US Government To Forcibly Microchip Disabled People

The U.S. government has granted law enforcement agencies the power to forcibly microchip disabled people against their will.

The U.S. government has granted law enforcement agencies the power to forcibly microchip disabled people against their will.

According to a recently passed bill, the reality of a microchip populace is closer than ever before. Last week, the House passed HR 4919, allowing authorities to chip people with “forms of dementia or children with developmental disabilities”.
The bill would also require the attorney general to work with the secretary of health and human services and unnamed health organizations to establish the “best practices” for the use of tracking devices.
Those in support of the legislation maintain that such programs could prevent tragedies where those with mental or cognitive disabilities wandered into dangerous circumstances.

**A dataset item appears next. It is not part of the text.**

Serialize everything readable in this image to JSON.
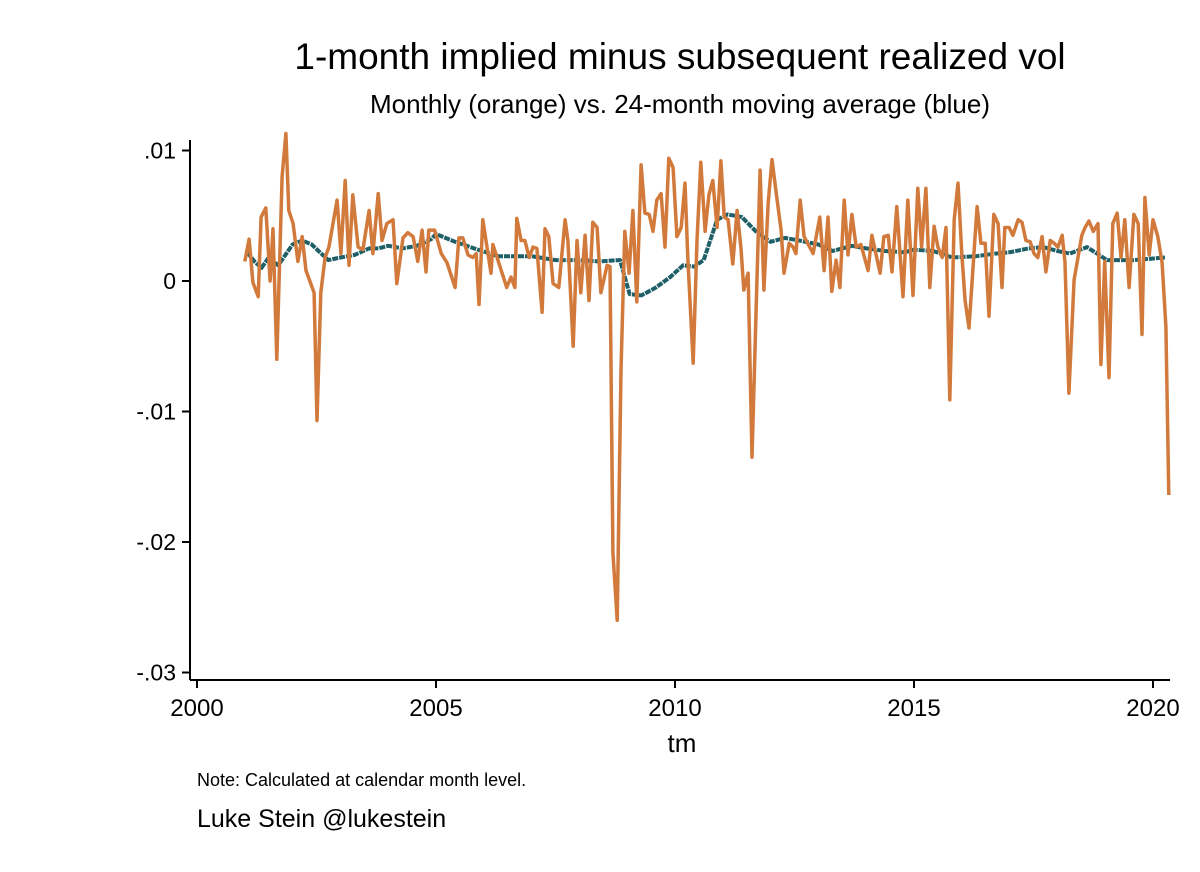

Yet, others have called these good intentions a “Trojan horse” for the expansion of a North American police state as the bill’s language could be very broadly interpreted.
“While this initiative may have noble intentions, ‘small and temporary’ programs in the name of safety and security often evolve into permanent and enlarged bureaucracies that infringe on the American people’s freedoms. That is exactly what we have here. A safety problem exists for people with Alzheimer’s, autism and other mental health issues, so the fix, we are told, is to have the Department of Justice, start a tracking program so we can use some device or method to track these individuals 24/7,” Representative Louie Gohmert (R-TX) said in a floor speech opposing the bill.
Gohmert’s assessment is spot-on. Giving local police the authority to decide who is microchipped and who is not based on their mental soundness is a recipe for disaster. Though the bill specifically mentions those with Alzheimer’s and autism, how long before these tracking programs are extended to those with ADHD and bipolar disorder, among other officially recognized disorders.
Even the dislike of authority is considered a mental disorder known as “Oppositional Defiant Disorder,” which could also warrant microchipping in the future. If these programs expand unchecked, how long will it be before all Americans are told that mass microchipping is necessary so that law enforcement and the government can better “protect” them?
Many Americans have been content to trade their liberties for increased “security” in the post-9/11 world, particularly when the State uses these talking points. Yet, as Benjamin Franklin once said, “those who surrender freedom for security will not have, nor do they deserve, either one.”